The Format Painter

Style one element the way you want, then paint that look onto as many others as you like.

The format painter copies the styling of one element and applies it to others, so a diagram stays visually consistent without re-dialling every colour, border, and text setting by hand. Style one element exactly how you want it, then spread that look across the canvas.

Painting a style

The format painter comes in two forms. The quick one-shot version copies a source element's style and applies it to the next element you click, then ends. The persistent version lives in the palette as the Format tool (a paintbrush icon), so you can keep painting target after target.

Picking the Format tool walks you through two phases with an on-screen banner:

First the banner reads "Select a base element to copy its style". Click the element whose look you want to reuse.

The banner then reads "Tap elements to paint this style onto them". Every element you click now takes on the base element's formatting, and the base stays armed so you can keep going.

Click Done, or switch to another tool, to exit.

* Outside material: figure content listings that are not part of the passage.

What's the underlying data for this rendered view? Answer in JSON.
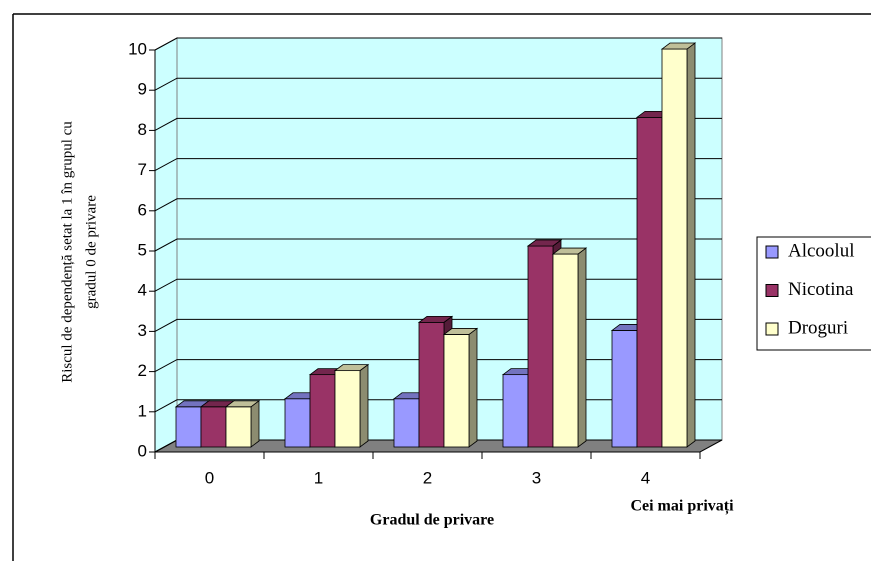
{
  "chart_data": {
    "type": "bar3d",
    "ylabel": [
      "Riscul de dependență setat la 1 în grupul cu",
      "gradul 0 de privare"
    ],
    "xlabel": "Gradul de privare",
    "annotation": "Cei mai privați",
    "categories": [
      "0",
      "1",
      "2",
      "3",
      "4"
    ],
    "series": [
      {
        "name": "Alcoolul",
        "color": "#9999ff",
        "values": [
          1,
          1.2,
          1.2,
          1.8,
          2.9
        ]
      },
      {
        "name": "Nicotina",
        "color": "#993366",
        "values": [
          1,
          1.8,
          3.1,
          5.0,
          8.2
        ]
      },
      {
        "name": "Droguri",
        "color": "#ffffcc",
        "values": [
          1,
          1.9,
          2.8,
          4.8,
          9.9
        ]
      }
    ],
    "ylim": [
      0,
      10
    ],
    "yticks": [
      0,
      1,
      2,
      3,
      4,
      5,
      6,
      7,
      8,
      9,
      10
    ],
    "grid": true,
    "legend": "right"
  }
}
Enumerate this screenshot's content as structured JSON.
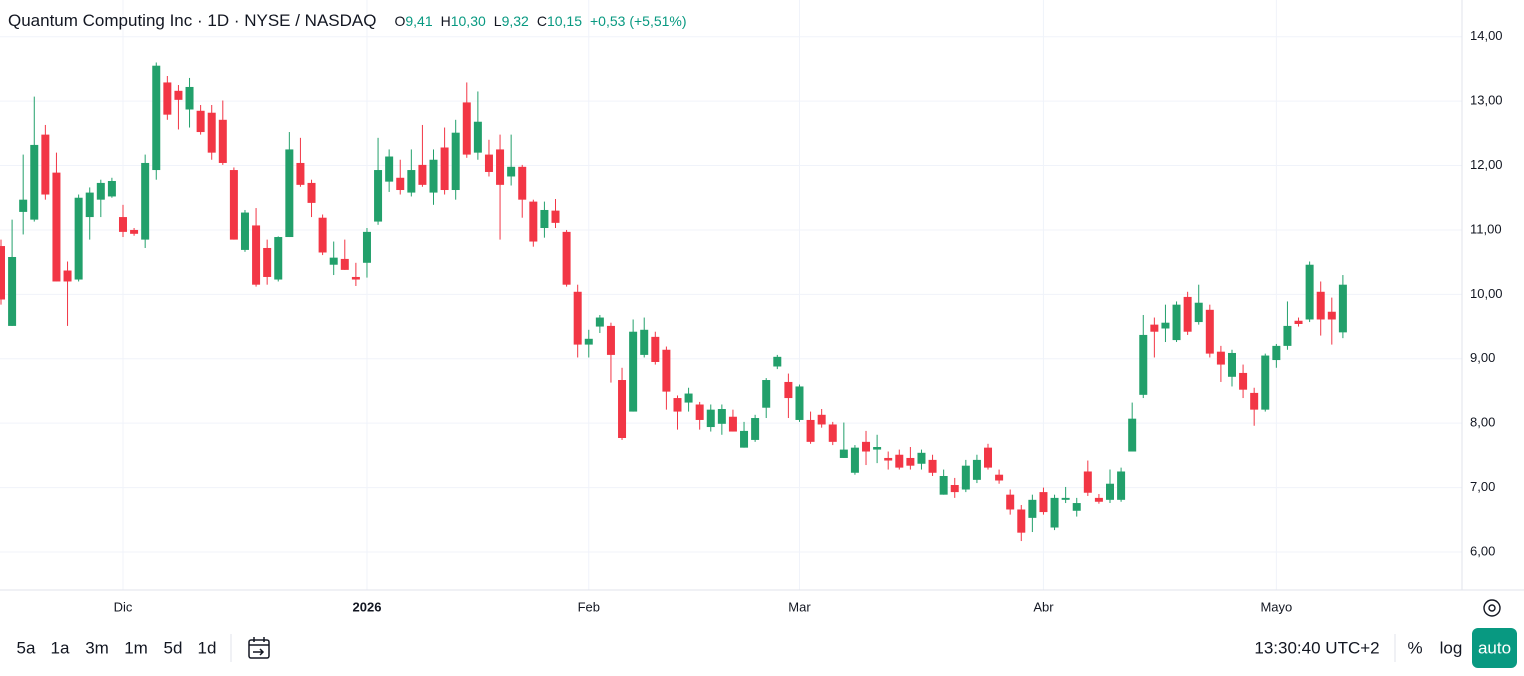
{
  "header": {
    "title": "Quantum Computing Inc · 1D · NYSE / NASDAQ",
    "ohlc": [
      {
        "key": "O",
        "value": "9,41"
      },
      {
        "key": "H",
        "value": "10,30"
      },
      {
        "key": "L",
        "value": "9,32"
      },
      {
        "key": "C",
        "value": "10,15"
      }
    ],
    "change": "+0,53 (+5,51%)"
  },
  "toolbar": {
    "ranges": [
      "5a",
      "1a",
      "3m",
      "1m",
      "5d",
      "1d"
    ],
    "time": "13:30:40 UTC+2",
    "percent": "%",
    "log": "log",
    "auto": "auto"
  },
  "chart_data": {
    "type": "candlestick",
    "up_color": "#22a06b",
    "down_color": "#f23645",
    "grid": true,
    "log_scale": false,
    "ylim": [
      5.41,
      14.57
    ],
    "yticks": [
      {
        "value": 6,
        "label": "6,00"
      },
      {
        "value": 7,
        "label": "7,00"
      },
      {
        "value": 8,
        "label": "8,00"
      },
      {
        "value": 9,
        "label": "9,00"
      },
      {
        "value": 10,
        "label": "10,00"
      },
      {
        "value": 11,
        "label": "11,00"
      },
      {
        "value": 12,
        "label": "12,00"
      },
      {
        "value": 13,
        "label": "13,00"
      },
      {
        "value": 14,
        "label": "14,00"
      }
    ],
    "categories": [
      null,
      null,
      null,
      null,
      null,
      null,
      null,
      null,
      null,
      null,
      null,
      "Dic",
      null,
      null,
      null,
      null,
      null,
      null,
      null,
      null,
      null,
      null,
      null,
      null,
      null,
      null,
      null,
      null,
      null,
      null,
      null,
      null,
      null,
      "2026",
      null,
      null,
      null,
      null,
      null,
      null,
      null,
      null,
      null,
      null,
      null,
      null,
      null,
      null,
      null,
      null,
      null,
      null,
      null,
      "Feb",
      null,
      null,
      null,
      null,
      null,
      null,
      null,
      null,
      null,
      null,
      null,
      null,
      null,
      null,
      null,
      null,
      null,
      null,
      "Mar",
      null,
      null,
      null,
      null,
      null,
      null,
      null,
      null,
      null,
      null,
      null,
      null,
      null,
      null,
      null,
      null,
      null,
      null,
      null,
      null,
      null,
      "Abr",
      null,
      null,
      null,
      null,
      null,
      null,
      null,
      null,
      null,
      null,
      null,
      null,
      null,
      null,
      null,
      null,
      null,
      null,
      null,
      null,
      "Mayo",
      null,
      null,
      null,
      null,
      null,
      null
    ],
    "open": [
      10.75,
      9.51,
      11.28,
      11.16,
      12.48,
      11.89,
      10.37,
      10.23,
      11.2,
      11.47,
      11.52,
      11.2,
      11.0,
      10.85,
      11.93,
      13.29,
      13.16,
      12.87,
      12.85,
      12.82,
      12.71,
      11.93,
      10.69,
      11.07,
      10.72,
      10.23,
      10.89,
      12.04,
      11.73,
      11.19,
      10.46,
      10.55,
      10.27,
      10.49,
      11.13,
      11.75,
      11.81,
      11.58,
      12.01,
      11.58,
      12.28,
      11.62,
      12.98,
      12.2,
      12.17,
      12.25,
      11.83,
      11.98,
      11.44,
      11.03,
      11.3,
      10.97,
      10.04,
      9.22,
      9.5,
      9.51,
      8.67,
      8.18,
      9.06,
      9.34,
      9.14,
      8.39,
      8.32,
      8.29,
      7.94,
      7.99,
      8.1,
      7.62,
      7.74,
      8.24,
      8.88,
      8.64,
      8.05,
      8.05,
      8.13,
      7.98,
      7.46,
      7.23,
      7.71,
      7.59,
      7.46,
      7.51,
      7.46,
      7.37,
      7.43,
      6.89,
      7.04,
      6.97,
      7.12,
      7.62,
      7.2,
      6.89,
      6.66,
      6.53,
      6.93,
      6.38,
      6.81,
      6.64,
      7.25,
      6.84,
      6.81,
      6.81,
      7.56,
      8.44,
      9.53,
      9.47,
      9.29,
      9.96,
      9.57,
      9.76,
      9.11,
      8.72,
      8.78,
      8.47,
      8.21,
      8.98,
      9.2,
      9.59,
      9.61,
      10.04,
      9.73,
      9.41
    ],
    "high": [
      10.85,
      11.16,
      12.17,
      13.07,
      12.63,
      12.2,
      10.51,
      11.55,
      11.66,
      11.78,
      11.81,
      11.39,
      11.03,
      12.17,
      13.6,
      13.39,
      13.25,
      13.36,
      12.94,
      12.94,
      13.01,
      11.97,
      11.31,
      11.34,
      10.85,
      10.9,
      12.52,
      12.43,
      11.78,
      11.24,
      10.82,
      10.85,
      10.49,
      11.03,
      12.43,
      12.25,
      12.09,
      12.25,
      12.63,
      12.25,
      12.59,
      12.71,
      13.29,
      13.15,
      12.4,
      12.48,
      12.48,
      12.01,
      11.47,
      11.44,
      11.48,
      11.0,
      10.15,
      9.45,
      9.68,
      9.56,
      8.86,
      9.61,
      9.64,
      9.42,
      9.19,
      8.43,
      8.55,
      8.33,
      8.29,
      8.29,
      8.21,
      8.02,
      8.13,
      8.7,
      9.06,
      8.77,
      8.6,
      8.18,
      8.22,
      8.02,
      8.01,
      7.66,
      7.88,
      7.82,
      7.56,
      7.59,
      7.63,
      7.59,
      7.51,
      7.28,
      7.15,
      7.43,
      7.51,
      7.68,
      7.28,
      6.97,
      6.73,
      6.89,
      7.0,
      6.89,
      7.01,
      6.84,
      7.42,
      6.9,
      7.28,
      7.31,
      8.32,
      9.68,
      9.64,
      9.84,
      9.89,
      10.04,
      10.15,
      9.84,
      9.2,
      9.14,
      8.91,
      8.55,
      9.08,
      9.23,
      9.89,
      9.64,
      10.51,
      10.2,
      9.95,
      10.3
    ],
    "low": [
      9.84,
      9.51,
      10.93,
      11.13,
      11.47,
      10.2,
      9.51,
      10.2,
      10.85,
      11.2,
      11.5,
      10.89,
      10.91,
      10.72,
      11.78,
      12.71,
      12.56,
      12.59,
      12.48,
      12.09,
      12.01,
      10.85,
      10.66,
      10.12,
      10.15,
      10.2,
      10.89,
      11.67,
      11.2,
      10.61,
      10.3,
      10.38,
      10.13,
      10.26,
      11.08,
      11.59,
      11.55,
      11.52,
      11.67,
      11.39,
      11.55,
      11.47,
      12.12,
      12.09,
      11.83,
      10.85,
      11.69,
      11.19,
      10.74,
      10.88,
      11.03,
      10.12,
      9.02,
      9.02,
      9.4,
      8.63,
      7.74,
      8.18,
      9.02,
      8.91,
      8.21,
      7.9,
      8.18,
      7.9,
      7.87,
      7.82,
      7.87,
      7.62,
      7.71,
      8.08,
      8.84,
      8.08,
      8.02,
      7.68,
      7.93,
      7.66,
      7.46,
      7.2,
      7.35,
      7.38,
      7.28,
      7.28,
      7.28,
      7.28,
      7.18,
      6.89,
      6.84,
      6.93,
      7.07,
      7.28,
      7.06,
      6.58,
      6.17,
      6.31,
      6.58,
      6.34,
      6.76,
      6.55,
      6.87,
      6.75,
      6.76,
      6.78,
      7.56,
      8.39,
      9.02,
      9.26,
      9.26,
      9.37,
      9.53,
      9.02,
      8.64,
      8.57,
      8.39,
      7.96,
      8.18,
      8.86,
      9.14,
      9.5,
      9.57,
      9.36,
      9.22,
      9.32
    ],
    "close": [
      9.92,
      10.58,
      11.47,
      12.32,
      11.55,
      10.2,
      10.2,
      11.5,
      11.58,
      11.73,
      11.76,
      10.97,
      10.94,
      12.04,
      13.55,
      12.79,
      13.02,
      13.22,
      12.52,
      12.2,
      12.04,
      10.85,
      11.27,
      10.15,
      10.27,
      10.89,
      12.25,
      11.7,
      11.42,
      10.65,
      10.57,
      10.38,
      10.23,
      10.97,
      11.93,
      12.14,
      11.62,
      11.93,
      11.7,
      12.09,
      11.62,
      12.51,
      12.17,
      12.68,
      11.9,
      11.7,
      11.98,
      11.47,
      10.82,
      11.31,
      11.11,
      10.15,
      9.22,
      9.31,
      9.64,
      9.06,
      7.77,
      9.42,
      9.45,
      8.95,
      8.49,
      8.18,
      8.46,
      8.05,
      8.21,
      8.22,
      7.87,
      7.88,
      8.08,
      8.67,
      9.03,
      8.39,
      8.57,
      7.71,
      7.98,
      7.71,
      7.59,
      7.62,
      7.56,
      7.63,
      7.42,
      7.31,
      7.34,
      7.54,
      7.23,
      7.18,
      6.93,
      7.34,
      7.43,
      7.31,
      7.11,
      6.66,
      6.3,
      6.81,
      6.62,
      6.84,
      6.84,
      6.76,
      6.92,
      6.78,
      7.06,
      7.25,
      8.07,
      9.37,
      9.42,
      9.56,
      9.84,
      9.42,
      9.87,
      9.08,
      8.91,
      9.09,
      8.52,
      8.21,
      9.05,
      9.2,
      9.51,
      9.54,
      10.46,
      9.61,
      9.61,
      10.15
    ]
  }
}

Leaving the tool disarms the base element.

What it copies

The format painter copies cosmetic styling: fill, border, and text colours, border weight and pattern, text formatting, and looping element animations, which are all cosmetic so they travel with the paint.

A couple of things stay put by design: aspect-ratio lock is not currently copied, so a painted element keeps its own width-to-height behaviour. The painter applies styling, not size or position, so your layout is never disturbed.

Because it only mutates elements, the format painter is available to editors. View-only visitors will not see it, since there is nothing for them to change.

Build one "reference" element with the exact colours, border, and text you want, then use the persistent Format tool to bring every related element into line in a few quick clicks.